Seorang saudara perempuan ratu, yang tumbuh di lingkungan yang sama dan berbagi pendidikan yang sama, lebih mungkin menjadi sekutu terpercaya, memastikan bahwa keputusan dan kebijakan firaun didukung dan dilaksanakan tanpa perselisihan.
Selain itu, pernikahan saudara kandung ini merupakan wujud komitmen Firaun terhadap tradisi dan stabilitas di depan umum.
Dalam masyarakat di mana perubahan dapat dipandang dengan kecurigaan, terutama jika hal itu berkaitan dengan pemerintahan ilahi, mengikuti praktik yang sudah ada akan memperkuat legitimasi firaun.
Hal ini mengirimkan pesan yang jelas kepada masyarakat dan calon musuh, firaun bukan hanya salah satu dewa terpilih tetapi juga penjaga tradisi yang dihormati sejak lama.
Bagaimana dengan Masyarakat Umum di Mesir Kuno?
Bagi rata-rata orang Mesir, pernikahan para firaun dengan saudara perempuan mereka dianggap sebagai mandat ilahi, sebuah cerminan dari persatuan para dewa dan dewi di alam surgawi.
Namun, jika menyangkut masyarakat awam, pernikahan saudara kandung bukanlah hal yang biasa. Meskipun struktur keluarga yang erat dan perkawinan dalam keluarga besar adalah hal biasa, ikatan saudara kandung jarang terjadi dan tidak dianjurkan.
Perbedaan antara praktik kerajaan dan praktik umum sangat jelas, dan dapat dipahami bahwa hak istimewa dan tanggung jawab tertentu hanya dimiliki oleh firaun karena status keilahiannya.
Secara budaya, orang Mesir kuno sangat menekankan garis keturunan, warisan, dan ikatan kekeluargaan. Keluarga adalah landasan masyarakat, dan praktik-praktik yang memperkuat ikatan keluarga didorong.

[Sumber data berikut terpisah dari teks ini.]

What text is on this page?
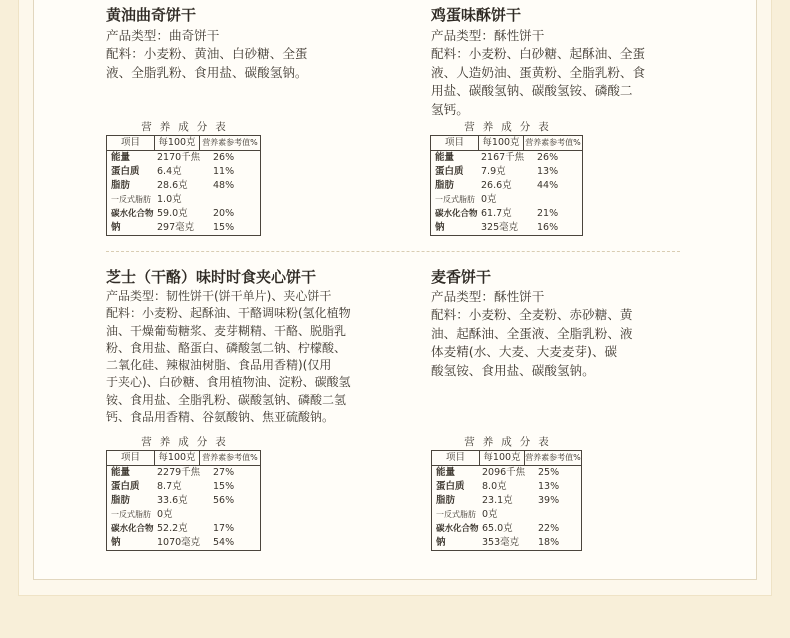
黄油曲奇饼干
产品类型：曲奇饼干
配料：小麦粉、黄油、白砂糖、全蛋
液、全脂乳粉、食用盐、碳酸氢钠。
营养成分表
项目	每100克 营养素参考值%
能量	2170千焦	26%
蛋白质	6.4克	11%
脂肪	28.6克	48%
一反式脂肪 1.0克
碳水化合物 59.0克	20%
钠	297毫克	15%
鸡蛋味酥饼干
产品类型：酥性饼干
配料：小麦粉、白砂糖、起酥油、全蛋
液、人造奶油、蛋黄粉、全脂乳粉、食
用盐、碳酸氢钠、碳酸氢铵、磷酸二
氢钙。
营养成分表
项目	每100克 营养素参考值%
能量	2167千焦	26%
蛋白质	7.9克	13%
脂肪	26.6克	44%
一反式脂肪 0克
碳水化合物 61.7克	21%
钠	325毫克	16%
芝士（干酪）味时时食夹心饼干
产品类型：韧性饼干(饼干单片)、夹心饼干
配料：小麦粉、起酥油、干酪调味粉(氢化植物
油、干燥葡萄糖浆、麦芽糊精、干酪、脱脂乳
粉、食用盐、酪蛋白、磷酸氢二钠、柠檬酸、
二氧化硅、辣椒油树脂、食品用香精)(仅用
于夹心)、白砂糖、食用植物油、淀粉、碳酸氢
铵、食用盐、全脂乳粉、碳酸氢钠、磷酸二氢
钙、食品用香精、谷氨酸钠、焦亚硫酸钠。
营养成分表
项目	每100克 营养素参考值%
能量	2279千焦	27%
蛋白质	8.7克	15%
脂肪	33.6克	56%
一反式脂肪 0克
碳水化合物 52.2克	17%
钠	1070毫克	54%
麦香饼干
产品类型：酥性饼干
配料：小麦粉、全麦粉、赤砂糖、黄
油、起酥油、全蛋液、全脂乳粉、液
体麦精(水、大麦、大麦麦芽)、碳
酸氢铵、食用盐、碳酸氢钠。
营养成分表
项目	每100克 营养素参考值%
能量	2096千焦	25%
蛋白质	8.0克	13%
脂肪	23.1克	39%
一反式脂肪 0克
碳水化合物 65.0克	22%
钠	353毫克	18%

Dari sudut pandang genetik, keturunan yang dihasilkan dari perkawinan kerabat dekat memiliki risiko lebih tinggi untuk mewarisi kelainan genetik resesif.
Hal ini karena kerabat dekat lebih mungkin membawa gen resesif yang sama. Ketika kedua orang tua mewariskan salinan gen tersebut, anak tersebut dapat menunjukkan kelainan terkait.
Dari generasi ke generasi, jika perkawinan campur terus berlanjut, kemungkinan munculnya kelainan genetik ini akan semakin besar.